Iran's President Hassan Rouhani yesterday said its nuclear accord with world powers cannot be renegotiated, after the Trump administration warned it was weighing whether the deal signed by its predecessor served US security interests.
"They were told clearly and definitively (by us) that the nuclear deal cannot be renegotiated," Rouhani told a press conference in Tehran broadcast live on state television after his return from the UN General Assembly.
Washington and Tehran's top diplomats confronted each other for the first time Wednesday as envoys scrambled to save the Iran nuclear deal from a skeptical Donald Trump.
US Secretary of State Rex Tillerson and Iranian Foreign Minister Mohammad Javad Zarif met as signatories to the 2015 accord at an EU-hosted event on the sidelines of the UN General Assembly.
Tillerson said the discussion had been a political one and that even if Iran is in "technical" compliance with the pact, "significant differences" remain.

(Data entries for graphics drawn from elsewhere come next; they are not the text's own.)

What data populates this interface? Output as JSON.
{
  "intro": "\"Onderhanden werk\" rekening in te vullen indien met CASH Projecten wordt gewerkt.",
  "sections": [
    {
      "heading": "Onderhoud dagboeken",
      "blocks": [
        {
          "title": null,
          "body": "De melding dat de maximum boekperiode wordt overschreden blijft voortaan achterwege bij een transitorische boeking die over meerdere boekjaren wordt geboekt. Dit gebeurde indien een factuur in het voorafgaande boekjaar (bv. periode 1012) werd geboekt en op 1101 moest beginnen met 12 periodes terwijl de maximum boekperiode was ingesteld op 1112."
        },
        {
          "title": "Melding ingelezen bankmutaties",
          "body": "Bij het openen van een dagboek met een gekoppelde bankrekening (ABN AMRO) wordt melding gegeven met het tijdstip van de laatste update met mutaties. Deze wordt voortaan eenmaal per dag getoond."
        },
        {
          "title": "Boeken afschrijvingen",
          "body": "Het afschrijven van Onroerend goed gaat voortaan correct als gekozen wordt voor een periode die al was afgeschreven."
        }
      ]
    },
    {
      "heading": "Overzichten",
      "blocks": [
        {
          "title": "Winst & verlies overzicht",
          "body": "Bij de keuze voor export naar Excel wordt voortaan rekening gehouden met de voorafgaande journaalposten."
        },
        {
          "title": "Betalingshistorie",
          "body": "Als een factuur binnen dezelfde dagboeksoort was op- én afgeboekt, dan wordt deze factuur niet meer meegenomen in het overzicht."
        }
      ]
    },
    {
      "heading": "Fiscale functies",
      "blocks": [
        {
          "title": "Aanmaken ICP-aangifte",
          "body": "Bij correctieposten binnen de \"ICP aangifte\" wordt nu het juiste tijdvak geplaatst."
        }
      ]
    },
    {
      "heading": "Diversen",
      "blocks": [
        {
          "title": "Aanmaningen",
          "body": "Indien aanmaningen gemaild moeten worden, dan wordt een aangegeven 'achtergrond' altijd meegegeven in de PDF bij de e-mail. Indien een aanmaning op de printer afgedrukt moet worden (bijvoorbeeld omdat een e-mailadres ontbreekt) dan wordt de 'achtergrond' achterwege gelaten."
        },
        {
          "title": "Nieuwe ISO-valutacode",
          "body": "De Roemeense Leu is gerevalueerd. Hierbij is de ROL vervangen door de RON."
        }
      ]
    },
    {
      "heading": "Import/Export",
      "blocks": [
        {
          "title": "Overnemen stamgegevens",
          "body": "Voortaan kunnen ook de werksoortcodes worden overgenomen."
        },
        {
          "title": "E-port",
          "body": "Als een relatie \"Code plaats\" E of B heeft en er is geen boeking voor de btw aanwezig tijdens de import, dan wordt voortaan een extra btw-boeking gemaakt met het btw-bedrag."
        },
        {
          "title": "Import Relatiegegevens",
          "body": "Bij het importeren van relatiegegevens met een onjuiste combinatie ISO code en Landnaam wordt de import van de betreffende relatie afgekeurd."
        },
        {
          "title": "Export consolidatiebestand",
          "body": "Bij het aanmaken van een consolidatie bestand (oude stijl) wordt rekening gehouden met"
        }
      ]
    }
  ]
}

Trump has denounced the agreement as an "embarrassment" to the United States and has accused Iran of breaking it in "spirit" by arming militant groups and destabilizing the Middle East.

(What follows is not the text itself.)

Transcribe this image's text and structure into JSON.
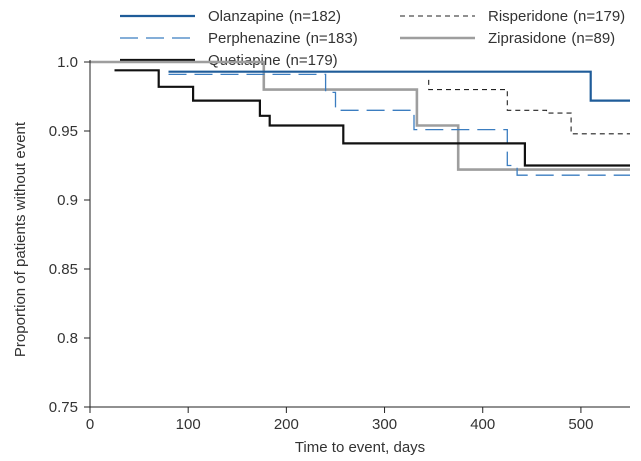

In particular, he objects to the "sunset clause" that would see Iran resume some enrichment from 2025.
Tillerson argued that the preamble to the agreement implied that it would lead to a more stable Middle East and said Iran remains a source of instability.
European diplomats, while sharing those concerns, are becoming exasperated by the argument -- insisting the accord was designed solely to stop Iran getting the bomb.
"There is no need to renegotiate parts of the agreement because the agreement is concerning a nuclear program and as such is delivering," EU foreign policy chief Federica Mogherinisaid.
There was some sympathy for the US position from France, whose President Emmanuel Macron said the deal could be expanded to ban missile tests and cut the sunset clause. But even he insisted that the core deal not be dumped and the Joint Comprehensive Plan of Action that the deal signatories implemented last year must stay in place.
Trump is due to report to the US Congress on October 15 on whether or not he believes that Iran is in compliance with the nuclear deal. If, as now appears increasingly likely, he decides that it is not, it could open the way for renewed US sanctions and perhaps the collapse of the agreement.
Trump said Wednesday he had made his decision but was not yet ready to reveal it.
Iranian Supreme Leader Ayatollah Ali Khamenei, the highest authority in the Islamic Republic, also criticised Trump during a meeting yesterday with the Assembly of Experts, a body tasked with choosing the next Supreme Leader.
"This speech was not a sign of power but rather a sign of anger, frustration and stupidity," Khamenei said, according to a report on his official website.